A senior public health official from south corporation acknowledged the challenge. “The Delhi Municipal Corporation Act grants us powers to act in case a certain animal population starts causing a public health crisis. With no check on them by other predatory birds, the pigeon population is assuming gigantic proportions. They can soon be categorised as urban bird pests,” an official said. He added: “Each pigeon is estimated to create 11.5kg of excreta every year. Since this excreta is acidic in nature, it damages buildings and monuments. It also spreads salmonella germs.”
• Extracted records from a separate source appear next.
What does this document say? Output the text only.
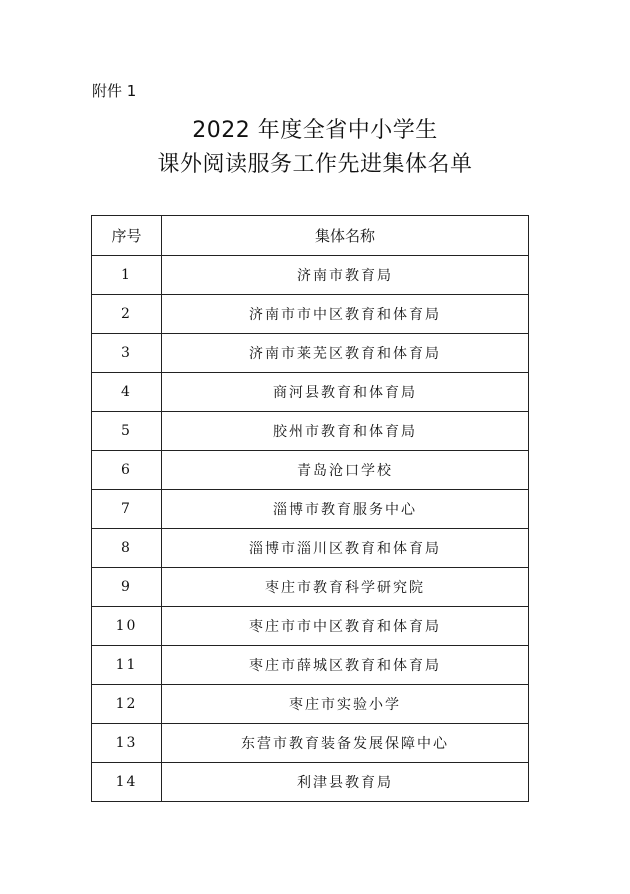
附件 1
2022 年度全省中小学生
课外阅读服务工作先进集体名单
序号	集体名称
1	济南市教育局
2	济南市市中区教育和体育局
3	济南市莱芜区教育和体育局
4	商河县教育和体育局
5	胶州市教育和体育局
6	青岛沧口学校
7	淄博市教育服务中心
8	淄博市淄川区教育和体育局
9	枣庄市教育科学研究院
10	枣庄市市中区教育和体育局
11	枣庄市薛城区教育和体育局
12	枣庄市实验小学
13	东营市教育装备发展保障中心
14	利津县教育局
When TOI contacted the corporations on the issue, officials said specialised posts and non-lethal methods could be used to control the pigeon count. “Earlier, control of animal causing diseases used to come under the public health department, but the task was later shifted to the veterinary department. We had specialised posts like red gang coolies who would keep a tab on rodent population, but over the years, such posts have been phased out,” an official said.
Another SDMC official suggested that department use non-chemical, non-lethal techniques like netting and trapping. “But the best way is to control the rampant feeding on the roadsides. Police should not allow these feeding islands to prosper,” the official said. A senior veterinary department official asserted that pigeons were covered under the Wildlife Protection Act, 1972, and managing such “wild animals” and their habitat was the mandate of forest departments and not the local bodies.